The second item of the agenda was presented by Suzy Young and a staff member from the Brown County Elections Office. Request was made for purchase of new transfer cases for ballots totaling $2511. Her office budget would cover the amount of this purchase. She described these cases to be a heavy duty fabric with a zippered top that would have a keyless locking device and wheels to make it more easily handled by election officials. After a short discussion commissioners approved this purchase.
Young then began describing the current voter registration database, “TEAMS” (Texas Election Administration Management System) that is used by the county and available from the State of Texas. The system was described by Young as “not user friendly” and very “unreliable”. She further stated that it had many issues in the past of going offline during elections when election workers needed to verify voter registration cards that were not on their paper lists at the polls. Currently the Elections office is facing a hardware update from the state regarding the TEAMS database. It was explained that the state system stores information that the county may not have access to that from time to time has even been purged from the system and then had to be reentered from the county level. The need to have a database that is managed more on a local basis would be more accessible and also more reliable.

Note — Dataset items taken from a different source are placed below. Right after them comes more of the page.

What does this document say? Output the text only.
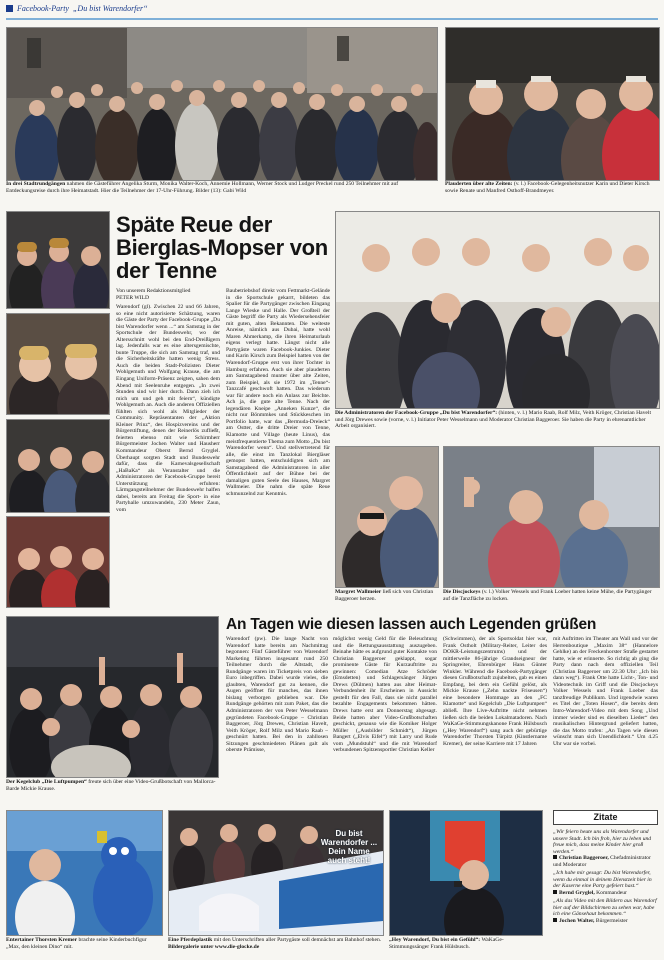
Facebook-Party „Du bist Warendorfer“
In drei Stadtrundgängen nahmen die Gästeführer Angelika Sturm, Monika Walter-Koch, Annemie Hollmann, Werner Stock und Ludger Preckel rund 250 Teilnehmer mit auf Entdeckungsreise durch ihre Heimatstadt. Hier die Teilnehmer der 17-Uhr-Führung. Bilder (13): Gabi Wild
Plauderten über alte Zeiten: (v. l.) Facebook-Gelegenheitsnutzer Karin und Dieter Kirsch sowie Renate und Manfred Osthoff-Brandmeyer.
Späte Reue der Bierglas-Mopser von der Tenne
Von unserem Redaktionsmitglied
PETER WILD

Warendorf (gl). Zwischen 22 und 66 Jahren, so eine nicht autorisierte Schätzung, waren die Gäste der Party der Facebook-Gruppe „Du bist Warendorfer wenn ...“ am Samstag in der Sportschule der Bundeswehr, wo der Altersschnitt wohl bei den End-Dreißigern lag. Jedenfalls war es eine altersgemischte, bunte Truppe, die sich am Samstag traf, und die Sicherheitskräfte hatten wenig Stress. Auch die beiden Stadt-Polizisten Dieter Wohlgemuth und Wolfgang Krause, die am Eingang Uniform-Präsenz zeigten, sahen dem Abend mit Seelenruhe entgegen. „In zwei Stunden sind wir hier durch. Dann zieh ich mich um und geh mit feiern“, kündigte Wohlgemuth an. Auch die anderen Offiziellen fühlten sich wohl als Mitglieder der Community. Repräsentanten der „Aktion Kleiner Prinz“, des Hospizvereins und der Bürgerstiftung, denen der Reinerlös zufließt, feierten ebenso mit wie Schirmherr Bürgermeister Jochen Walter und Hausherr Kommandeur Oberst Bernd Gryglel. Überhaupt sorgten Stadt und Bundeswehr dafür, dass die Karnevalsgesellschaft „HaBaKa“ als Veranstalter und die Administratoren der Facebook-Gruppe bereit Unterstützung erfuhren: Lärmgangsteilnehmer der Bundeswehr halfen dabei, bereits am Freitag die Sport- in eine Partyhalle umzuwandeln, 230 Meter Zaun, vom

Baubetriebshof direkt vom Fettmarkt-Gelände in die Sportschule gekarrt, bildeten das Spalier für die Partygänger zwischen Eingang Lange Wieske und Halle. Der Großteil der Gäste begriff die Party als Wiedersehensfeier mit guten, alten Bekannten. Die weiteste Anreise, nämlich aus Dubai, hatte wohl Maren Ahmerkamp, die ihren Heimaturlaub eigens verlegt hatte. Längst nicht alle Partygäste waren Facebook-Junkies. Dieter und Karin Kirsch zum Beispiel hatten von der Warendorf-Gruppe erst von ihrer Tochter in Hamburg erfahren. Auch sie aber plauderten am Samstagabend munter über alte Zeiten, zum Beispiel, als sie 1972 im „Tenne“-Tanzcafé geschwoft hatten. Das wiederum war für andere noch ein Anlass zur Beichte. Ach ja, die gute alte Tenne. Nach der legendären Kneipe „Anneken Kunze“, die nicht nur Bönmmkes und Stückkeschen im Portfolio hatte, war das „Bermuda-Dreieck“ am Ostter, die dritte Dreier von Tenne, Klamotte und Village (heute Linus), das meistfrequentierte Thema zum Motto „Du bist Warendorfer wenn“. Und stellvertretend für alle, die einst im Tanzlokal Biergläser gemopst hatten, entschuldigten sich am Samstagabend die Administratoren in aller Öffentlichkeit auf der Bühne bei der damaligen guten Seele des Hauses, Margret Wallmeier. Die nahm die späte Reue schmunzelnd zur Kenntnis.

Die Administratoren der Facebook-Gruppe „Du bist Warendorfer“: (hinten, v. l.) Mario Raab, Rolf Milz, Veith Kröger, Christian Havelt und Jörg Drewes sowie (vorne, v. l.) Initiator Peter Wesselmann und Moderator Christian Baggeroer. Sie haben die Party in ehrenamtlicher Arbeit organisiert.
Margret Wallmeier ließ sich von Christian Baggeroer herzen.
Die Discjockeys (v. l.) Volker Wessels und Frank Loeber hatten keine Mühe, die Partygänger auf die Tanzfläche zu locken.
Der Kegelclub „Die Luftpumpen“ freute sich über eine Video-Grußbotschaft von Mallorca-Barde Mickie Krause.
An Tagen wie diesen lassen auch Legenden grüßen

Warendorf (pw). Die lange Nacht von Warendorf hatte bereits am Nachmittag begonnen: Fünf Gästeführer von Warendorf Marketing führten insgesamt rund 250 Teilnehmer durch die Altstadt, die Rundgänge waren im Ticketpreis von sieben Euro inbegriffen. Dabei wurde vieles, die glaubten, Warendorf gut zu kennen, die Augen geöffnet für manches, das ihnen bislang verborgen geblieben war. Die Rundgänge gehörten mit zum Paket, das die Administratoren der von Peter Wesselmann gegründeten Facebook-Gruppe – Christian Baggeroer, Jörg Drewes, Christian Havelt, Veith Kröger, Rolf Milz und Mario Raab – geschnürt hatten. Bei den in zahllosen Sitzungen geschmiedeten Plänen galt als oberste Prämisse,

möglichst wenig Geld für die Beleuchtung und die Rettungsausstattung auszugeben. Beinahe hätte es aufgrund guter Kontakte von Christian Baggeroer geklappt, sogar prominente Gäste für Kurzauftritte zu gewinnen: Comedian Atze Schröder (Emsdetten) und Schlagersänger Jürgen Drews (Dülmen) hatten aus alter Heimat-Verbundenheit ihr Erscheinen in Aussicht gestellt für den Fall, dass sie nicht parallel bezahlte Engagements bekommen hätten. Drews hatte erst am Donnerstag abgesagt. Beide hatten aber Video-Grußbotschaften geschickt, genauso wie die Komiker Holger Müller („Ausbilder Schmidt“), Jürgen Bangert („Elvis Eifel“) mit Larry und Rude vom „Mundstuhl“ und die mit Warendorf verbundenen Spitzensportler Christian Keller

(Schwimmen), der als Sportsoldat hier war, Frank Ostholt (Military-Reiter, Leiter des DOKR-Leistungszentrums) und der mittlerweile 86-jährige Grandseigneur der Springreiter, Ehrenbürger Hans Günter Winkler. Während die Facebook-Partygänger diesen Grußbotschaft zujubelten, gab es einen Empfang, bei dem ein Gefühl gelöst, als Mickie Krause („Zehn nackte Friseusen“) eine besondere Hommage an den „FC Klamotte“ und Kegelclub „Die Luftpumpen“ abließ. Ihre Live-Auftritte nicht nehmen ließen sich die beiden Lokalmatadoren. Nach WaKaGe-Stimmungskanone Frank Hülsbusch („Hey Warendorf“) sang auch der gebürtige Warendorfer Thorsten Türpitz (Kinstlername Kremer), der seine Karriere mit 17 Jahren

mit Auftritten im Theater am Wall und vor der Herrenboutique „Maxim 38“ (Hannelore Gehlke) an der Freckenhorster Straße gestartet hatte, wie er erinnerte. So richtig ab ging die Party dann nach dem offiziellen Teil (Christian Baggeroer um 22.30 Uhr: „Ich bin dann weg“). Frank Otte hatte Licht-, Ton- und Videotechnik im Griff und die Discjockeys Volker Wessels und Frank Loeber das tanzfreudige Publikum. Und irgendwie waren es Titel der „Toten Hosen“, die bereits dem Intro-Warendorf-Video mit dem Song „Und immer wieder sind es dieselben Lieder“ den musikalischen Hintergrund geliefert hatten, die das Motto trafen: „An Tagen wie diesen wünscht man sich Unendlichkeit.“ Um 4.25 Uhr war sie vorbei.

Entertainer Thorsten Kremer brachte seine Kinderbuchfigur „Max, den kleinen Dino“ mit.
Du bist Warendorfer ... Dein Name auch steht!
Eine Pferdeplastik mit den Unterschriften aller Partygäste soll demnächst am Bahnhof stehen. Bildergalerie unter www.die-glocke.de
„Hey Warendorf, Du bist ein Gefühl“: WaKaGe-Stimmungssänger Frank Hülsbusch.
Zitate
„Wir feiern heute uns als Warendorfer und unsere Stadt. Ich bin froh, hier zu leben und freue mich, dass meine Kinder hier groß werden.“
Christian Baggeroer, Chefadministrator und Moderator
„Ich habe mir gesagt: Du bist Warendorfer, wenn du einmal in deinem Dienstzeit hier in der Kaserne eine Party gefeiert hast.“
Bernd Gryglel, Kommandeur
„Als das Video mit den Bildern aus Warendorf hier auf der Bildschirmen zu sehen war, habe ich eine Gänsehaut bekommen.“
Jochen Walter, Bürgermeister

Currently, the Elections office was given a 5 day notice that this system was going to be offline due to the update for an expected 5 days. Young explained how this made her very uneasy that the system would not be working in time for early voting.
Another system, VoTech was explained to be a much more user friendly platform, as communicated from other counties that are current users of Vo Tech. The need to have a system before it is needed for the elections was explained. Commissioners asked the cost of this Vo Tech database, to which Young explained, is based on the number of registered voters, but would run between $27,000 and $30,000. The cost of the current system is free other than the extra cost of employee pay when information has to be reentered or working overtime when the system is down during an election season. Richard Gist stated, “I’m no Mr. Dell, but aren’t there other counties that are in this same situation?” Young replied, “Yes, but I don’t want to be one of those counties”.
Some of these counties Young cited as using Vo Tech were Tarrant, Wise, Hill, Bastrop, Collin, Erath McClellan, and Harris. Judge West brought up the point that even though larger counties may use this system, it is necessary for the county to have a presentation from not only this company but other prospective systems along with bids in order to justify spending unbudgeted county funds. Steve Adams stated, “The court needs more research on systems before spending this money”.
Young ended her presentation by mentioning that the county would see improvements in the elections system, in productivity and time if they can get away from the TEAMS system.
Commissioners agreed to discuss further after research and bids were obtained.